Leitliniengerechte Therapieformen im Vergleich

Harnwegsinfekt: Antibiotisch oder symptomatisch behandeln?

Dr. rer. nat. Reinhard Merz

24.6.2022

Nicht immer muss eine vaginale Infektion gleich antibiotisch abgedeckt werden, mit Phytotherapie oder symptomatischer Therapie geht es mitunter auch. Die S3-Leitlinie zu Harnwegsinfekten vergleicht die Therapieformen und gibt Hinweise für den Praxisalltag.

Pünktlich zum Beginn der Sommerzeit häufen sich in der Praxis wieder die urogynäkologischen Infektionen. Die erhöhte Ansteckungsgefahr kommt durch Schwimmbäder und nasse Badesachen, zudem kann eine erhöhte UV-Strahlung das Immunsystem schwächen. Zudem haben viele Frauen im Sommer häufiger Sex, der über Veränderungen des Scheidenmilieus und direkte Übertragung auch zu einer erhöhten Infektionsgefahr führt.

Die Leitlinie definiert Harnwegsinfektionen (HWI) als eine symptomatische Entzündung der Harnwege, ausgelöst durch eine bakterielle Besiedlung [1]. Diese Besiedlung erfolgt zum überwiegenden Teil aufsteigend aus der Urethra, eine hämatogene oder lympho­gene Genese spielt eine untergeordnete Rolle. Typische Symptome sind Dysurie, häufiger Harndrang sowie neu aufgetretene Schmerzen im Unterbauch.

Risikofaktoren ermitteln

Zu den unkomplizierten HWI zählen die akute unkomplizierte Zystitis sowie die akute unkomplizierte ­Pyelonephritis. Wichtig ist die Erfassung von Risikofak­toren für komplizierte Verläufe wie ­Grunderkrankungen, anatomische und funktionelle Besonder­heiten sowie Fieber oder Krankheitsgefühl als Hinweis auf eine ­Pyelonephritis. Unkomplizierte HWI betreffen per Defi­nition nur nicht schwangere Frauen, bei Schwangeren wird eine HWI immer als kompliziert eingestuft (> Schwangerschaft).

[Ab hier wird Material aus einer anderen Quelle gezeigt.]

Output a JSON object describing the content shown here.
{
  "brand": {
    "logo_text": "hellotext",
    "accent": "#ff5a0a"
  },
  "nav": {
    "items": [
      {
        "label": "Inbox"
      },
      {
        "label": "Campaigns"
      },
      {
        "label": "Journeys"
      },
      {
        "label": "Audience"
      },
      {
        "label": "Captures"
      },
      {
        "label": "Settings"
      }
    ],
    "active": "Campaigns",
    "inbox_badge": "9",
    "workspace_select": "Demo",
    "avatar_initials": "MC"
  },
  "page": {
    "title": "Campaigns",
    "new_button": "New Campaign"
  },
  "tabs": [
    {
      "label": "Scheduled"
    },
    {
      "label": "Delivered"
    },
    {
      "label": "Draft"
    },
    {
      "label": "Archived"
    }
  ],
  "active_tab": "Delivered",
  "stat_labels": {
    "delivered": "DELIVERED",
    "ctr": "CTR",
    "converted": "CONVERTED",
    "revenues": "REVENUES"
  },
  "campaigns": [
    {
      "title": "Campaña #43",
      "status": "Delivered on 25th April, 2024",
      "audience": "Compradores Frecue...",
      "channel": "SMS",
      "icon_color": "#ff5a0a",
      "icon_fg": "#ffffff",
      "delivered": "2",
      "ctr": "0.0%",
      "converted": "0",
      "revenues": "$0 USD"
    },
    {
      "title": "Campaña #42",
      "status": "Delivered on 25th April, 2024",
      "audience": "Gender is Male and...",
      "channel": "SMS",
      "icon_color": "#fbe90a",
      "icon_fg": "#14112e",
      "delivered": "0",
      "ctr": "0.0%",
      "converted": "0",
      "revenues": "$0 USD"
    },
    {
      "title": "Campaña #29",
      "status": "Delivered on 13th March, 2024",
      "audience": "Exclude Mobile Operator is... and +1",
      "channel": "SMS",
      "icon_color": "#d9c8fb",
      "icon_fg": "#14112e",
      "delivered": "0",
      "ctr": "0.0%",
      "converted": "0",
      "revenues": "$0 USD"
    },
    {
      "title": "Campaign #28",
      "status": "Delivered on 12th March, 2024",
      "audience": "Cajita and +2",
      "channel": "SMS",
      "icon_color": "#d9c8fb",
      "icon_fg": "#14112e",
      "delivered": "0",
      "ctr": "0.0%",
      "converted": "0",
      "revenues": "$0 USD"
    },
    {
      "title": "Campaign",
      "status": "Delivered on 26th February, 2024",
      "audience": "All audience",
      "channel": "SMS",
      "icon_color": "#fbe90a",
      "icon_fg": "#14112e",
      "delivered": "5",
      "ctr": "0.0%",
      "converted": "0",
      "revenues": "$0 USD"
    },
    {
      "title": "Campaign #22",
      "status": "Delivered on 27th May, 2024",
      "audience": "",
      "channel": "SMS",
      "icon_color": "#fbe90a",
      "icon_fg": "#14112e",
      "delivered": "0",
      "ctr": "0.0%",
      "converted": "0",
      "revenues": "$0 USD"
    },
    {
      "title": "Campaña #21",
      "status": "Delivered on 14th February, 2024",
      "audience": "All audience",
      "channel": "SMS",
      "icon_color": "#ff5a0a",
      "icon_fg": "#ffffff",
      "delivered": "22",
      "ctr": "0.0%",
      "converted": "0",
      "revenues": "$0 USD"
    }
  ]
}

Therapeutisch bietet die Leitlinie beim unkompli­zierten HWI mehrere Optionen an, neben Antibiose auch eine symptomorientierte Therapie mit Schmerzmitteln bzw. pflanzlichen Präparaten. Dazu wird ­üblicherweise eine erhöhte Trinkmenge empfohlen. Insgesamt werden rund die Hälfte der betroffenen Patientinnen auch ohne Antibiotika gesund, allerdings bestehen die Symptome länger und die Komplika­tionsrate ist erhöht (Fieber, Pyelonephritis).

Für die antibiotische Behandlung stehen gemäß ­Leitlinie verschiedene Antibiotika zur Auswahl: ­Fosfomycin-Trometamol 3 000 mg (Einmalgabe), ­Pivmecillinam 2–3 × 400 mg/3 Tage, Trimethoprim 2 × 200 mg/3 Tage, Nitrofurantoin ret. 2 × 100 mg/5 Tage oder Nitroxolin 3 × 250 mg/5 Tage.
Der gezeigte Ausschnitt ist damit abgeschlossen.